Alison knew that teacher as performer wasn’t her sweet spot or her desired end.  She focused on planning.  Not just lesson planning but planning investment strategies, classroom culture, incentives, consequences

She uses her class routines and incentives to subtly build her kids’ cultural capital.  This meant the reward for the best Algebra group might bee a trip to a sushi restaurant one quarter and Ethiopian the next.  It meant greeting at the top of the do now came from a different language every week. It meant her first unit was about Algebra as a Civil Right and equations were taught with comparing cell phone plans.  This immaculate planning allowed the classroom to hum and Alison to spend more time with small groups and individuals simultaneously building great relationships and accelerating their math skills.

A third piece of the puzzle is exposure to awesomeness.  Both of the KIPP schools Alison has worked at (GCP and Believe) have a sizable cohort of amazing teachers.  Especially early in a teacher’s career seeing how great teachers act, think, and interact with kids helps form a new teacher’s vision.

We didn’t create these opportunities strategically.  We lucked into them.  I wonder if…

a school can differentiate its coaching more so the intensity lines up with a teacher’s needs (ideally before flame-out begins)?

it’s worth naming charisma as an occasional liability and pushing showboat teachers early on?

you don’t have models of great teaching in your school, how do you provide deep exposure for young teachers ?


3 Responses to “How did this teacher become awesome?”

  1. Paul Friedmann - teacher at Brooke Charter School - Roslindale Says:

    I agree that charisma can be a problem sometimes. Not only for the teacher who has it, but also for the teacher that shares students with the teacher who has it. Does that make sense? I think a lot of what most other No Excuses schools that I’ve been to (and from what I hear, KIPP, at least nationally, is known for) do is very flashy to boost levels of engagement. And I think this is very tempting when you have kids coming in to a school with bad experience from their past schools and they are turned off to school. I think this is really what all the chanting and songs are all about.
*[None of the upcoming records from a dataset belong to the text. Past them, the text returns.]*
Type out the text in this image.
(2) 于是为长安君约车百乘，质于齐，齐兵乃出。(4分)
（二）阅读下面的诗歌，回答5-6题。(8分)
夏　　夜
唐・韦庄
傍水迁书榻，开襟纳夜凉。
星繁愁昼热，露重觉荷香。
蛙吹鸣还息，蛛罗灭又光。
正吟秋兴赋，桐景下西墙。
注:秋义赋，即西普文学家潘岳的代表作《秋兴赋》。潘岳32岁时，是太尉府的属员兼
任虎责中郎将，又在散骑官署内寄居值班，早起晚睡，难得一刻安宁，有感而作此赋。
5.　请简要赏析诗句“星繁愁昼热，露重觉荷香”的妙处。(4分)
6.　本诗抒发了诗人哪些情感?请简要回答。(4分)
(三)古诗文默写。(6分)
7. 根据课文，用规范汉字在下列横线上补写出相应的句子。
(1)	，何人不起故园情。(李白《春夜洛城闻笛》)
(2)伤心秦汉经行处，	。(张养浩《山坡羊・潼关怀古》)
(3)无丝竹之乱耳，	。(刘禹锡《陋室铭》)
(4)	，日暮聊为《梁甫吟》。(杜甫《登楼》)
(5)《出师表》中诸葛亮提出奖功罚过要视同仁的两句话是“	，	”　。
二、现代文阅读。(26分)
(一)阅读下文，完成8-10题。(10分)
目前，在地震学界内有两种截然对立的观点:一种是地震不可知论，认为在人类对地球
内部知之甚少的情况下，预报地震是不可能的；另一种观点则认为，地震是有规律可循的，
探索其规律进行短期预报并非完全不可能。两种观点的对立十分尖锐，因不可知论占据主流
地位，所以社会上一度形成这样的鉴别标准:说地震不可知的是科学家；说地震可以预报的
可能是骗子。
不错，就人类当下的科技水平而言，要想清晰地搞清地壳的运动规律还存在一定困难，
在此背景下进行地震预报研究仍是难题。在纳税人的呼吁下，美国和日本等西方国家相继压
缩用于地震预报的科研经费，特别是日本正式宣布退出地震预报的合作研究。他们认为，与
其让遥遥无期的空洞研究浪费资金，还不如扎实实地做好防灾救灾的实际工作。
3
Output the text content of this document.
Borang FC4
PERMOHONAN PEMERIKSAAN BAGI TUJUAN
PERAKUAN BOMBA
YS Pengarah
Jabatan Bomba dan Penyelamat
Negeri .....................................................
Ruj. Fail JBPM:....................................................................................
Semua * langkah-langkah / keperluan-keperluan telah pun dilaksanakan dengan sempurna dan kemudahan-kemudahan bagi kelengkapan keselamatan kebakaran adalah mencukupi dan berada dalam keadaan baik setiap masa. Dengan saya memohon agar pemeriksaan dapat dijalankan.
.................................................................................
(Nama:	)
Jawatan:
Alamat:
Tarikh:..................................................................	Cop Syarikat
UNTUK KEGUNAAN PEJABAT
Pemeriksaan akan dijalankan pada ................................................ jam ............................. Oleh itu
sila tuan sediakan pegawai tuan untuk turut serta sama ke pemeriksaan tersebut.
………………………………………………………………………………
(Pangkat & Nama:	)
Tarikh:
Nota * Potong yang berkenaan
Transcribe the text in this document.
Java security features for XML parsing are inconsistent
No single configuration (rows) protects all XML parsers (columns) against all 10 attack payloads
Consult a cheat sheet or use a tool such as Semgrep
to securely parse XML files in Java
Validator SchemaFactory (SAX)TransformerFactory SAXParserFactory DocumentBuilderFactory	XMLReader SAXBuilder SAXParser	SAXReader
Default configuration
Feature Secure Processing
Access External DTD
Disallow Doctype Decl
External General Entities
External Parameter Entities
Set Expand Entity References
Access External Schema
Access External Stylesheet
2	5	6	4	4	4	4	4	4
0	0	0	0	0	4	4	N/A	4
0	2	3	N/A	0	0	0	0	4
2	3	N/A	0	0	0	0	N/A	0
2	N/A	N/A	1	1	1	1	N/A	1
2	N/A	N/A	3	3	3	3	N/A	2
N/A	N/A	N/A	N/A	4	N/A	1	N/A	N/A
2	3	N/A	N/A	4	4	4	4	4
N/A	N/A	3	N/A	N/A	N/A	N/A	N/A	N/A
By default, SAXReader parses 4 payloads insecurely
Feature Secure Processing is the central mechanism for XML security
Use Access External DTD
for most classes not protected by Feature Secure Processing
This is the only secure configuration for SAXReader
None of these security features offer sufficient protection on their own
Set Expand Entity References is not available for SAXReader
But that can be hard to pull off if it’s not you, and a big part of being a good teacher is being authentic in front of the kids. Sounds like Alison found her niche, which is awesome. Another issue is that charisma and and flash can turn into an arms race to keep the kids hooked…sort of like pop culture seeks out the lowest common denominator which plays into the incredibly shrinking attention span of the average American. The arms race makes it hard for the humble, not so flashy teacher, and in the end the school suffers unless diversity in style is valued, and more importantly, like you said, the underlying value is not engagement for engagement’s sake, but for the purpose of kids gaining mastery.

  2. Charles Says:

    I think the critical piece here isn’t charisma itself but one of the consequences of having it–a reticence to take critical feedback and build upon it. Those with charisma may require some degree of humbling in order to begin the long and joyful journal towards true excellence. We’ve been told how “great we are” simply for being who we are and the mindset that develops from this conditioning is the true liability.

    Also, you asked why it is that extroverts often feel more comfortable being led/mentored by introverts. One aspect is certainly the absence of of a feeling of visceral competition. The leadership styles are distinct and complementary and this inspires goodwill and a growth mindset. The two great Star Trek leadership teams–Kirk & Spock and Piccard & Riker–are great and fun examples of extrovert/introvert effectiveness and I generally seek out Spock/Piccard type leaders when given a choice.